Citation : 2022 Latest Caselaw 3051 Cal
Judgement Date : 6 June, 2022

Calcutta High Court (Appellete Side)
Sadhana Singh vs Union Of India & Ors on 6 June, 2022
                          IN THE CALCUTTA HIGH COURT
                          Constitutional Writ Jurisdiction
                                  Appellate Side

Present :-   Hon'ble Justice Amrita Sinha


                               WPA No. 10894 of 2011

                                    Sadhana Singh

                                           Vs.
                                Union of India & Ors.


For the writ petitioner        :-    Mr.   Debabrata Saha Roy, Adv.
                                     Mr.   Pingal Bhattacharyya, Adv.
                                     Mr.   Subhankar Das, Adv.
                                     Mr.   Neil Basu, Adv.

For respondent nos. 2-5        :-    Mr. Arunava Ghosh, Adv.

Mr. Manwendra Singh Yadav, Adv.

Hearing concluded on           :-    06.05.2022

Judgment on                    :-    06.06.2022


Amrita Sinha, J.:-

In response to an advertisement published in the daily newspaper by Indian

Oil Corporation Limited (hereinafter referred to as 'the Company') on 30th December,

2009, the petitioner applied for being appointed as Retail Outlet Dealer for the area

between Baghajatin and Ganguly Bagan on Raja S.C. Mallick Road (existing retail

outlet) in the open category reserved for women.
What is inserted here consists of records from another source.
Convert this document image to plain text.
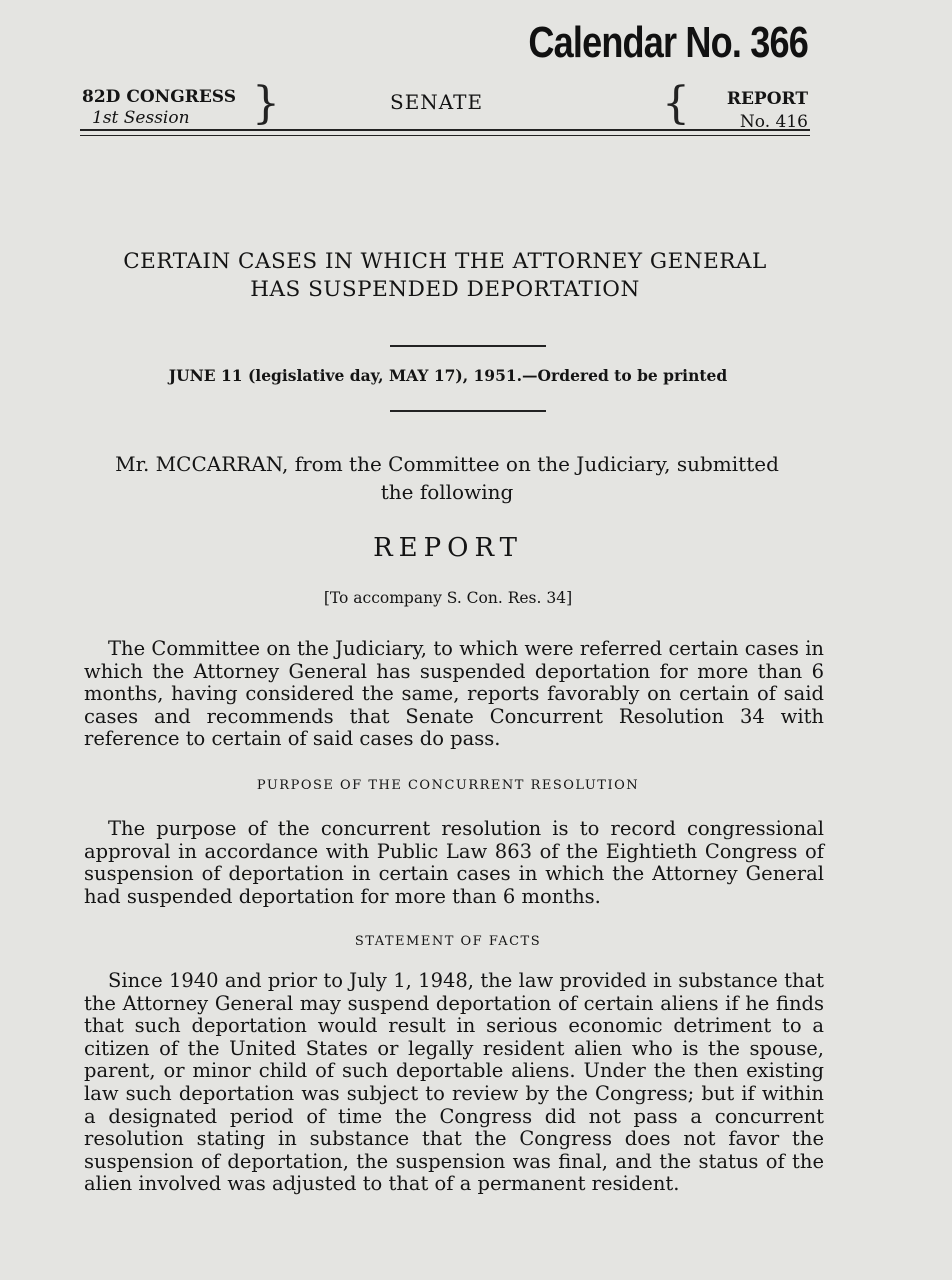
Calendar No. 366
82D CONGRESS
1st Session }	SENATE	{ REPORT
No. 416
CERTAIN CASES IN WHICH THE ATTORNEY GENERAL
HAS SUSPENDED DEPORTATION
JUNE 11 (legislative day, MAY 17), 1951.—Ordered to be printed
Mr. MCCARRAN, from the Committee on the Judiciary, submitted
the following
REPORT
[To accompany S. Con. Res. 34]
The Committee on the Judiciary, to which were referred certain cases in which the Attorney General has suspended deportation for more than 6 months, having considered the same, reports favorably on certain of said cases and recommends that Senate Concurrent Resolution 34 with reference to certain of said cases do pass.
PURPOSE OF THE CONCURRENT RESOLUTION
The purpose of the concurrent resolution is to record congressional approval in accordance with Public Law 863 of the Eightieth Congress of suspension of deportation in certain cases in which the Attorney General had suspended deportation for more than 6 months.
STATEMENT OF FACTS
Since 1940 and prior to July 1, 1948, the law provided in substance that the Attorney General may suspend deportation of certain aliens if he finds that such deportation would result in serious economic detriment to a citizen of the United States or legally resident alien who is the spouse, parent, or minor child of such deportable aliens. Under the then existing law such deportation was subject to review by the Congress; but if within a designated period of time the Congress did not pass a concurrent resolution stating in substance that the Congress does not favor the suspension of deportation, the suspension was final, and the status of the alien involved was adjusted to that of a permanent resident.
According to the petitioner the application was made in the prescribed format

along with all supporting documents including the valuation report of the property

and income tax return for the year 2009-10 showing her income as Rs. 4,34,674/-.

An interview was held on 13th May, 2010 and a panel of eligible candidates was

published on 14th May, 2010.

Being dissatisfied with the manner of preparation of the panel the petitioner

submitted a representation before the concerned authority of the Company

requesting detailed breakup of the marks according to which the panel was

prepared. The Company published an amended panel of selected candidates on 12th

November, 2010 disclosing the breakup of the marks of the candidates. The earlier

panel and the amended panel were different.

The petitioner submits that she has not been awarded any marks under the

heading 'fixed and movable assets' and under the heading 'income'. The petitioner

submits that as she possessed enough fixed and movable assets she ought to have

been awarded the total marks under the heading 'fixed and movable assets' and as

her income is more than rupees three lakh per annum she is entitled to be awarded

full marks under the heading 'income'.

The petitioner contends that if marks were awarded under the aforesaid two

headings, then she would have been the first candidate in the panel.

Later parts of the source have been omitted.